Menu

setUrlCacheType (URLCACHE_SQLITE) problem, i need help

Help
Anonymous
2013-11-19
2013-11-21
  • Anonymous

    Anonymous - 2013-11-19

    Hi peeeps :)

    Im trying To activate the SQLite-cache in the crawler. But i run into problems.
    settings is the same at the example.php that comes with the crawler i only added the setUrlCacheType:

    $crawler = new MyCrawler();
    $crawler->setURL("www.php.net");
    $crawler->addContentTypeReceiveRule("#text/html#");
    $crawler->addURLFilterRule("#.(jpg|jpeg|gif|png)$# i");
    $crawler->enableCookieHandling(true);
    $crawler->setUrlCacheType(PHPCrawlerUrlCacheTypes::URLCACHE_SQLITE);
    $crawler->setTrafficLimit(200 * 1024);
    $crawler->go();

    I get these errors when running from cli on windows 7:
    php.exe -f C:\wamp\www\crawler\classes\external\PHPCrawl\example.php

    Warning: unlink(C:\Users\me\AppData\Local\Temp/phpcrawl_tmp_53321384859087\cookiecache.db3): Permission denied in C:\wamp\www\kierkegaard\classes\external\PHPCrawl\libs\PHPCrawlerUtils.class.php on line 481

    Warning: rmdir(C:\Users\me\AppData\Local\Temp/phpcrawl_tmp_53321384859087): Directory not empty in C:\wamp\www\kierkegaard\classes\external\PHPCrawl\libs\PHPCrawlerUtils.class.php on line 486

    I read on http://cuab.de/spidering_huge_websites.html:
    "Please note that the PHP PDO-extension together with the SQLite-driver (PDO_SQLITE) has to be installed and activated to use this type of caching."

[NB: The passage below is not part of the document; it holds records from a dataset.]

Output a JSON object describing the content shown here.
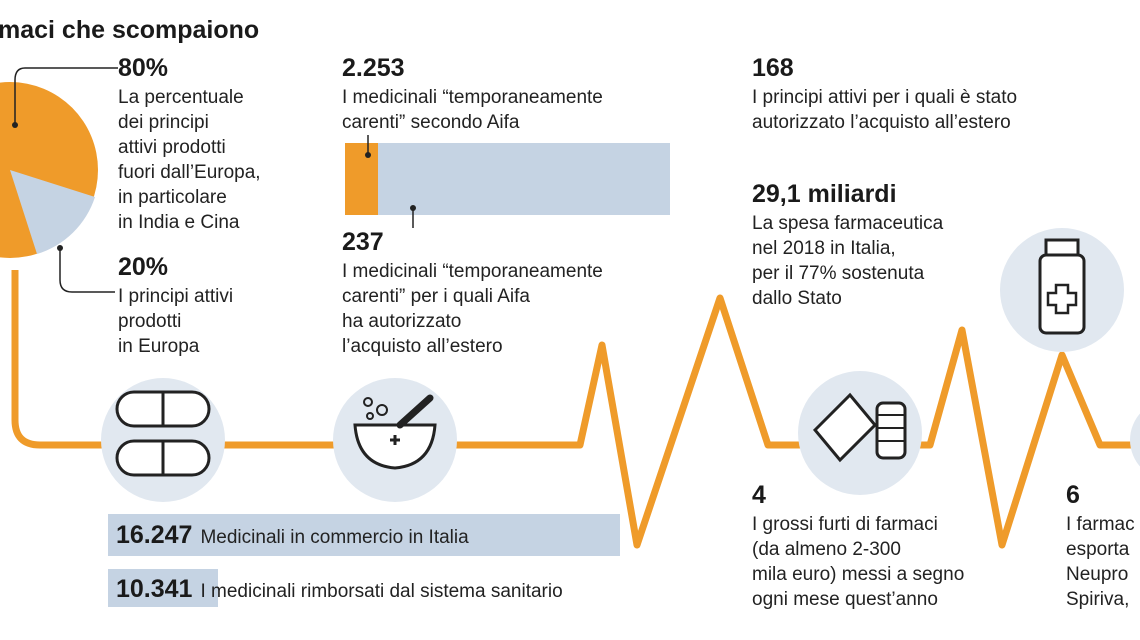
{
  "title": "maci che scompaiono",
  "blocks": [
    {
      "number": "80%",
      "lines": [
        "La percentuale",
        "dei principi",
        "attivi prodotti",
        "fuori dall’Europa,",
        "in particolare",
        "in India e Cina"
      ]
    },
    {
      "number": "20%",
      "lines": [
        "I principi attivi",
        "prodotti",
        "in Europa"
      ]
    },
    {
      "number": "2.253",
      "lines": [
        "I medicinali “temporaneamente",
        "carenti” secondo Aifa"
      ]
    },
    {
      "number": "237",
      "lines": [
        "I medicinali “temporaneamente",
        "carenti” per i quali Aifa",
        "ha autorizzato",
        "l’acquisto all’estero"
      ]
    },
    {
      "number": "168",
      "lines": [
        "I principi attivi per i quali è stato",
        "autorizzato l’acquisto all’estero"
      ]
    },
    {
      "number": "29,1 miliardi",
      "lines": [
        "La spesa farmaceutica",
        "nel 2018 in Italia,",
        "per il 77% sostenuta",
        "dallo Stato"
      ]
    },
    {
      "number": "4",
      "lines": [
        "I grossi furti di farmaci",
        "(da almeno 2-300",
        "mila euro) messi a segno",
        "ogni mese quest’anno"
      ]
    },
    {
      "number": "6",
      "lines": [
        "I farmac",
        "esporta",
        "Neupro",
        "Spiriva,"
      ]
    }
  ],
  "bands": [
    {
      "number": "16.247",
      "text": "Medicinali in commercio in Italia"
    },
    {
      "number": "10.341",
      "text": "I medicinali rimborsati dal sistema sanitario"
    }
  ]
}
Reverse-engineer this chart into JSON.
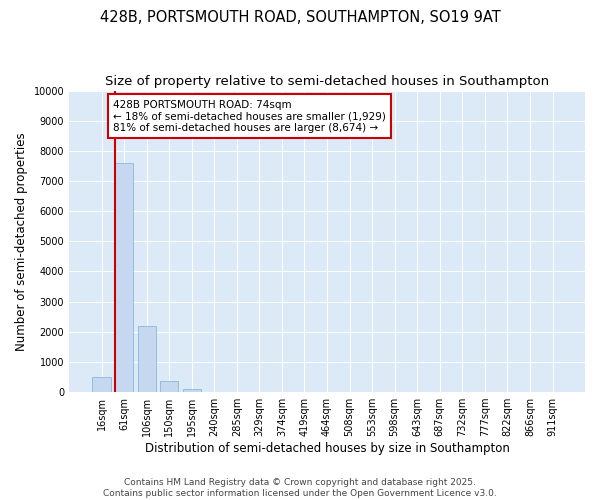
{
  "title_line1": "428B, PORTSMOUTH ROAD, SOUTHAMPTON, SO19 9AT",
  "title_line2": "Size of property relative to semi-detached houses in Southampton",
  "xlabel": "Distribution of semi-detached houses by size in Southampton",
  "ylabel": "Number of semi-detached properties",
  "categories": [
    "16sqm",
    "61sqm",
    "106sqm",
    "150sqm",
    "195sqm",
    "240sqm",
    "285sqm",
    "329sqm",
    "374sqm",
    "419sqm",
    "464sqm",
    "508sqm",
    "553sqm",
    "598sqm",
    "643sqm",
    "687sqm",
    "732sqm",
    "777sqm",
    "822sqm",
    "866sqm",
    "911sqm"
  ],
  "values": [
    500,
    7600,
    2200,
    380,
    100,
    15,
    4,
    2,
    1,
    0,
    0,
    0,
    0,
    0,
    0,
    0,
    0,
    0,
    0,
    0,
    0
  ],
  "bar_color": "#c5d8f0",
  "bar_edge_color": "#7aaed6",
  "redline_bar_index": 1,
  "annotation_title": "428B PORTSMOUTH ROAD: 74sqm",
  "annotation_line1": "← 18% of semi-detached houses are smaller (1,929)",
  "annotation_line2": "81% of semi-detached houses are larger (8,674) →",
  "annotation_box_facecolor": "#ffffff",
  "annotation_box_edgecolor": "#cc0000",
  "redline_color": "#cc0000",
  "ylim": [
    0,
    10000
  ],
  "yticks": [
    0,
    1000,
    2000,
    3000,
    4000,
    5000,
    6000,
    7000,
    8000,
    9000,
    10000
  ],
  "chart_bg_color": "#dce9f7",
  "fig_bg_color": "#ffffff",
  "grid_color": "#ffffff",
  "footer_line1": "Contains HM Land Registry data © Crown copyright and database right 2025.",
  "footer_line2": "Contains public sector information licensed under the Open Government Licence v3.0.",
  "title_fontsize": 10.5,
  "subtitle_fontsize": 9.5,
  "axis_label_fontsize": 8.5,
  "tick_fontsize": 7,
  "annotation_fontsize": 7.5,
  "footer_fontsize": 6.5
}
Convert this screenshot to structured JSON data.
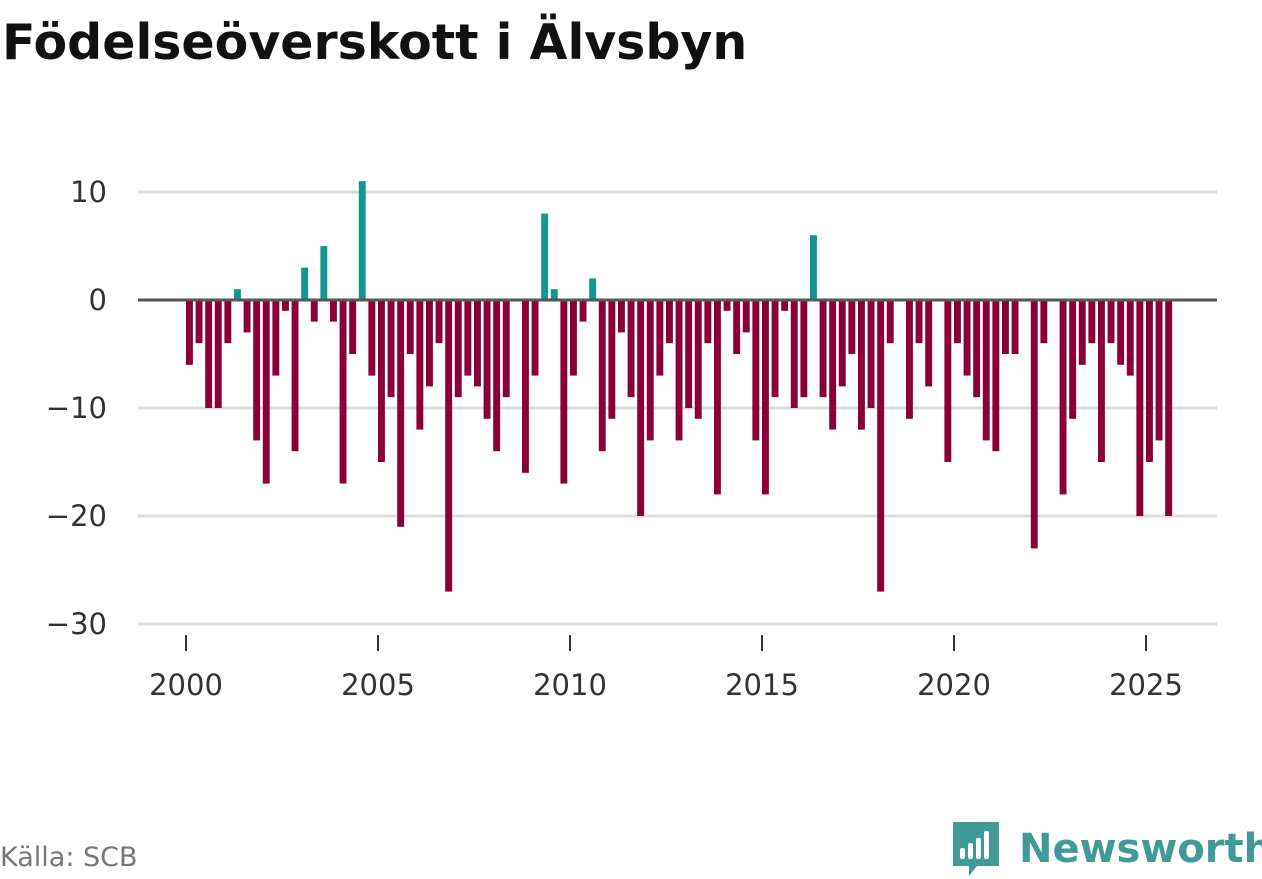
{
  "title": "Födelseöverskott i Älvsbyn",
  "source": "Källa: SCB",
  "brand": {
    "name": "Newsworthy",
    "logo_icon": "newsworthy-bar-chart-icon"
  },
  "colors": {
    "positive": "#13968f",
    "negative": "#8b0038",
    "grid": "#dddddd",
    "zero_line": "#555555"
  },
  "chart_data": {
    "type": "bar",
    "title": "Födelseöverskott i Älvsbyn",
    "xlabel": "",
    "ylabel": "",
    "frequency": "quarterly",
    "start": "2000Q1",
    "ylim": [
      -30,
      12
    ],
    "yticks": [
      10,
      0,
      -10,
      -20,
      -30
    ],
    "ytick_labels": [
      "10",
      "0",
      "−10",
      "−20",
      "−30"
    ],
    "xticks": [
      2000,
      2005,
      2010,
      2015,
      2020,
      2025
    ],
    "xtick_labels": [
      "2000",
      "2005",
      "2010",
      "2015",
      "2020",
      "2025"
    ],
    "values": [
      -6,
      -4,
      -10,
      -10,
      -4,
      1,
      -3,
      -13,
      -17,
      -7,
      -1,
      -14,
      3,
      -2,
      5,
      -2,
      -17,
      -5,
      11,
      -7,
      -15,
      -9,
      -21,
      -5,
      -12,
      -8,
      -4,
      -27,
      -9,
      -7,
      -8,
      -11,
      -14,
      -9,
      0,
      -16,
      -7,
      8,
      1,
      -17,
      -7,
      -2,
      2,
      -14,
      -11,
      -3,
      -9,
      -20,
      -13,
      -7,
      -4,
      -13,
      -10,
      -11,
      -4,
      -18,
      -1,
      -5,
      -3,
      -13,
      -18,
      -9,
      -1,
      -10,
      -9,
      6,
      -9,
      -12,
      -8,
      -5,
      -12,
      -10,
      -27,
      -4,
      0,
      -11,
      -4,
      -8,
      0,
      -15,
      -4,
      -7,
      -9,
      -13,
      -14,
      -5,
      -5,
      0,
      -23,
      -4,
      0,
      -18,
      -11,
      -6,
      -4,
      -15,
      -4,
      -6,
      -7,
      -20,
      -15,
      -13,
      -20
    ]
  }
}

    These are my settings in wamp:
    http://picpaste.com/pics/aZc3Se9v.1384859627.jpg

    PHP version 5.3.13

    Can anybody tell me what i am doing wrong? :)

    Lars.

     

    Last edit: Anonymous 2013-11-19
  • Uwe Hunfeld

    Uwe Hunfeld - 2013-11-19

    Hi Lars,

    when does this error(s) occur? At the end of the crawling-process?

    It seems like just the "cleanup" at the end of a crawling-procces fails. For some reasons, the crawler created the sqlite-cookie-db-file correctly (cookiecache.db3), but then it's not allowed to delete it anymore at the end. Strange.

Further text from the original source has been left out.